Nyamuk harimau Asia berisiko rendah untuk berjangkitnya virus Zika – ScienceDaily

Nyamuk harimau Asia berisiko rendah untuk berjangkitnya virus Zika – ScienceDaily


Nyamuk macan Asia tidak menimbulkan risiko besar untuk epidemi virus Zika, menurut sebuah penelitian yang diterbitkan 31 Desember di jurnal akses terbuka. PLOS Patogen oleh Albin Fontaine dari Institut de Recherche Biomédicale des Armées, dan rekan.

Virus Zika telah memicu wabah besar pada populasi manusia, dalam beberapa kasus menyebabkan kelainan bentuk bawaan, keguguran, atau masalah neurologis pada orang dewasa. Nyamuk demam kuning Aedes aegypti dianggap sebagai vektor utama virus Zika, sedangkan nyamuk Macan Asia Aedes albopictus telah terbukti secara eksperimental dapat menularkan virus dan terlibat dalam beberapa penularan virus di Prancis pada tahun 2019. Berasal dari Asia Tenggara, Ae . aegypti adalah penggigit agresif yang telah menginvasi dunia dan sekarang hadir di semua benua yang dihuni, termasuk Eropa yang beriklim sedang, karena kemampuannya untuk bertahan dalam kondisi musim dingin yang keras. Sebagai vektor terpenting kedua dari patogen virus manusia, Ae. albopictus menggusur Ae. populasi aegypti karena keunggulan kompetitif. Namun tidak diketahui apakah Ae. albopictus dapat memicu epidemi virus Zika skala besar.

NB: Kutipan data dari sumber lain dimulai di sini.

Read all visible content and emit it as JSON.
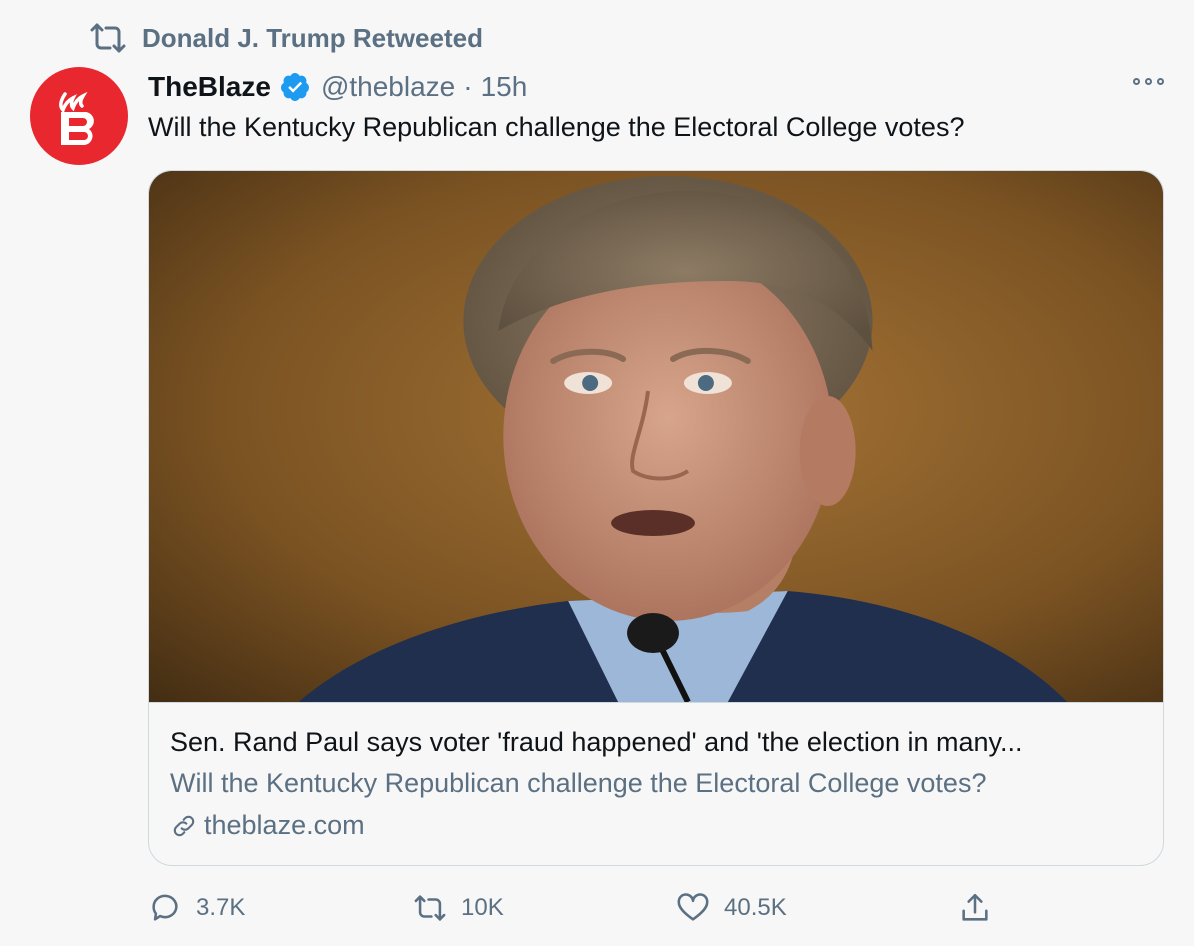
{
  "retweet_banner": {
    "text": "Donald J. Trump Retweeted",
    "icon": "retweet-icon"
  },
  "author": {
    "display_name": "TheBlaze",
    "verified": true,
    "handle": "@theblaze",
    "separator": "·",
    "time": "15h",
    "avatar_icon": "theblaze-logo",
    "avatar_color": "#e8282e"
  },
  "tweet": {
    "text": "Will the Kentucky Republican challenge the Electoral College votes?"
  },
  "card": {
    "image_icon": "article-photo",
    "title": "Sen. Rand Paul says voter 'fraud happened' and 'the election in many...",
    "description": "Will the Kentucky Republican challenge the Electoral College votes?",
    "domain": "theblaze.com",
    "domain_icon": "link-icon"
  },
  "actions": {
    "replies": "3.7K",
    "retweets": "10K",
    "likes": "40.5K"
  },
  "colors": {
    "accent": "#1d9bf0",
    "secondary_text": "#5b7083",
    "primary_text": "#0f1419",
    "background": "#f7f7f7",
    "border": "#cfd9de"
  }
}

Untuk menjawab pertanyaan ini, para peneliti mengekspos Ae. albopictus ke virus Zika dan menilai tingkat infeksi dalam percobaan, memodelkan dinamika infeksi virus Zika dalam individu manusia, dan menggunakan simulasi epidemiologi. Risiko penularan tertinggi terjadi selama tahap pra-gejala penyakit. Pada dosis ini, kemungkinan infeksi nyamuk diperkirakan 20%, dan diperlukan waktu 21 hari untuk mencapai median tingkat infeksi sistemik. Terlepas dari karakteristik penularan yang tidak menguntungkan ini, Ae. albopictus masih dapat memicu wabah besar dalam lingkungan simulasi dengan kepadatan nyamuk dan tingkat gigitan yang cukup tinggi. Menurut penulis, program pengawasan dan pemberantasan aktif harus dilaksanakan di wilayah yang diduduki oleh Ae. albopictus untuk menjaga risiko rendah wabah virus Zika.

Para penulis menyimpulkan, “Kombinasi komplementer dari infeksi eksperimental yang bergantung pada dosis, pemodelan dinamika viremia intra-manusia, dan dalam simulasi epidemiologi siliko menegaskan potensi epidemi yang rendah dari Aedes albopictus untuk virus Zika.”

Sumber Cerita:

Materi disediakan oleh PLOS. Catatan: Konten dapat diedit untuk gaya dan panjangnya.